4. Under Users/jsmith configure the POP3 password you'd like to be used in the internal Green's mail server. Let's say you enter mypass here.
5. Under Users/jsmith/Accounts, create and configure one or more records for external POP3 accounts, these are used for collecting mail from.
6. Start your mail client (Outlook, TheBat, whatever) and configure it to use POP3 server at 127.0.0.1:110 (this is the builtin Green's mail server). Set login information to jsmith (username) and mypass (password).
7. Check your mail.

One thing to note is that how several mailboxes ("mail", "spam", etc.) can be read through single POP3 account created for single user at 127.0.0.1:110. Here is how - if the user logs in to Green's POP3 server using her "username" and "password", she gets a view of a default "mail" mailbox. If the user wants to read other mailboxes (ex. "spam"), she logs in using a special username: "username/spam" and the same "password". In other words, Green's POP3 server accepts usernames of the form "username/mailbox" where mailbox name defaults to "mail".


Who is it for:

Green is likely to be used by an enthusiastic e-mail user who has at significant knowledge of how e-mail works. The more e-mail and networking knowledge - the better. Users that can do programming will benefit from fully exploiting the Green's potential.

Developers can use Green as a platform for building arbitrary mail filters. As Green rulesets can use Python scripts, knowledge of this wonderful programming language is certainly a plus.

E-mail providers can install Green on the server side and give their customers additional value by configuring mail filtering in any way they like.

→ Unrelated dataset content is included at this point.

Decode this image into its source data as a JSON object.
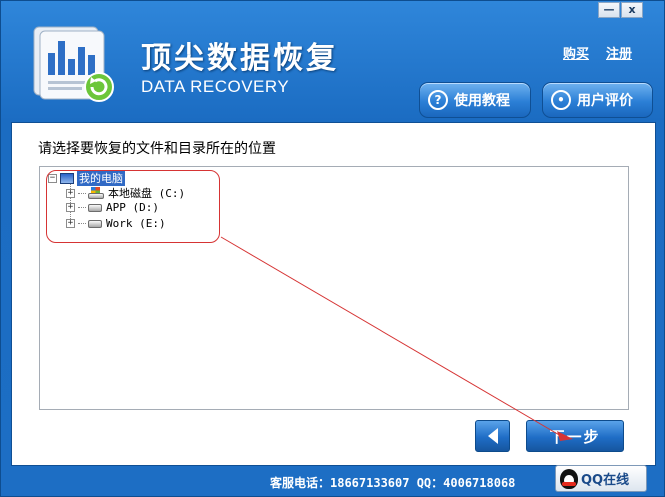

Companies that face a need of processing lots of e-mail can use Green as a generic mail processor.


Portability:

Green runs under Windows 2000 or better.

Green contains three main modules - server core (green.exe), Win32 service wrapper (greensvc.exe) and GUI control panel (greenmgr.exe). The server core is written in portable C++ in a portable fashion, therefore it can be more or less easily ported to Unix. Service wrapper has no meaning under Unix, and so it needs not to be ported. The GUI control panel is written in Delphi and so it'd be problematic to port. On the other hand (1) the control panel is not a required component of the server which is fully configurable with standalone XML files, and (2) it's theoretically possible that the GUI control panel is run on a separate machine from the service core so it can control the server core running on a separate machine.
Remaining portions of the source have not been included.